Because of long cooking times at low temperatures, slow cooking can tenderize many different cuts of tougher meat. It brings our intense flavour while using less power, and is also capable of making one-pot meals, soups, stews, casseroles, and much more. You don’t need to specifically buy a slow cooker in order to enjoy tenderized meats, this Bon Apetit recipe shows us how to make a delicious brisket with our home oven!
1 5-lb. untrimmed flat-cut brisket
Kosher salt, freshly ground pepper
2 tablespoons vegetable oil
2 large onions, thinly sliced
3 celery stalks with leaves
5 garlic cloves, smashed
6 sprigs thyme
2 bay leaves
1 28-oz. can whole peeled tomatoes
1 tablespoon tomato paste
1 750 ml bottle full-bodied red wine
8 small carrots
Preheat the oven to 350°. Season brisket with salt and pepper. Heat oil in a large ovenproof pot over medium-high. Cook brisket, turning occasionally until browned all over, 8–10 minutes; transfer to a plate. Pour off fat from pot; discard.
Place onions, celery, garlic, thyme, bay leaves, tomatoes, tomato paste, and wine in pot and stir to combine; season with salt and pepper. Place brisket on top, fat side up. Cover and braise in the oven, spooning juices, onions, and tomatoes over brisket every 30 minutes until meat is fork-tender, 3–3 1/2 hours.

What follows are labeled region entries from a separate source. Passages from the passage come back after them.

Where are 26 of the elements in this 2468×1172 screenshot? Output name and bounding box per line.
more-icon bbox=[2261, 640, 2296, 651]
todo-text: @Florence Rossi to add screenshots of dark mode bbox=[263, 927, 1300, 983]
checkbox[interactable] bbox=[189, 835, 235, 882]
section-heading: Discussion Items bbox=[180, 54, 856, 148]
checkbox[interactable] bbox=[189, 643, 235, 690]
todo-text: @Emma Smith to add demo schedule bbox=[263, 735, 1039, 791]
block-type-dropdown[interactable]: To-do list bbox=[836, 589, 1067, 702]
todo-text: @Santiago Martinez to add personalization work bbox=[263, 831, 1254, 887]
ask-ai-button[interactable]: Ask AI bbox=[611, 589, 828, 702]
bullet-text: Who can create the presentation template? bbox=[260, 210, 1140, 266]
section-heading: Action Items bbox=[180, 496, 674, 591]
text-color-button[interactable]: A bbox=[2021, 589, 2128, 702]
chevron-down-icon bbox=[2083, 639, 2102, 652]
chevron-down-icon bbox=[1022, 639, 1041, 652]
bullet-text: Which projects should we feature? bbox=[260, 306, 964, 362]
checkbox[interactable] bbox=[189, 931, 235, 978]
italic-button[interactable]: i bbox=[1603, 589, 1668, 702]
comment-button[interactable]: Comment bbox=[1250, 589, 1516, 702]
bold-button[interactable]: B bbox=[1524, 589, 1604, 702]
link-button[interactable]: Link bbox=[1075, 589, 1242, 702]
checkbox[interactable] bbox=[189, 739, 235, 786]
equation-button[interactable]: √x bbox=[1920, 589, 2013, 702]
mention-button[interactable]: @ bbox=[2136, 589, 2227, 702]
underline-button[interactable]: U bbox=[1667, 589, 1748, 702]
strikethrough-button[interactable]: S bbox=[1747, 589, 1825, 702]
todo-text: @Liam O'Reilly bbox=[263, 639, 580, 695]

Uncover the pot, nestle carrots around the brisket, and cook until carrots are tender, top of brisket is browned and crisp, and the sauce has thickened about 30 minutes. Skim fat from surface of sauce; discard. Remove brisket from pot and slice against the grain to serve.
If not serving immediately, transfer brisket to a large bowl and pour braising liquid over; let cool in sauce. Cover and chill, at least 4 hours and up to 4 days. To serve, preheat oven to 325°. Skim fat from surface of sauce; discard. Cover and reheat brisket in sauce, 1–1 1/2 hours.
Save the braising liquid to add to some gravy and mashed potatoes
You can reduce and adjust the amount of wine to your own preference
Add Jalapenos for a kick!
Remember to cut against the grain when your brisket is done. And make sure your knife is sharp enough!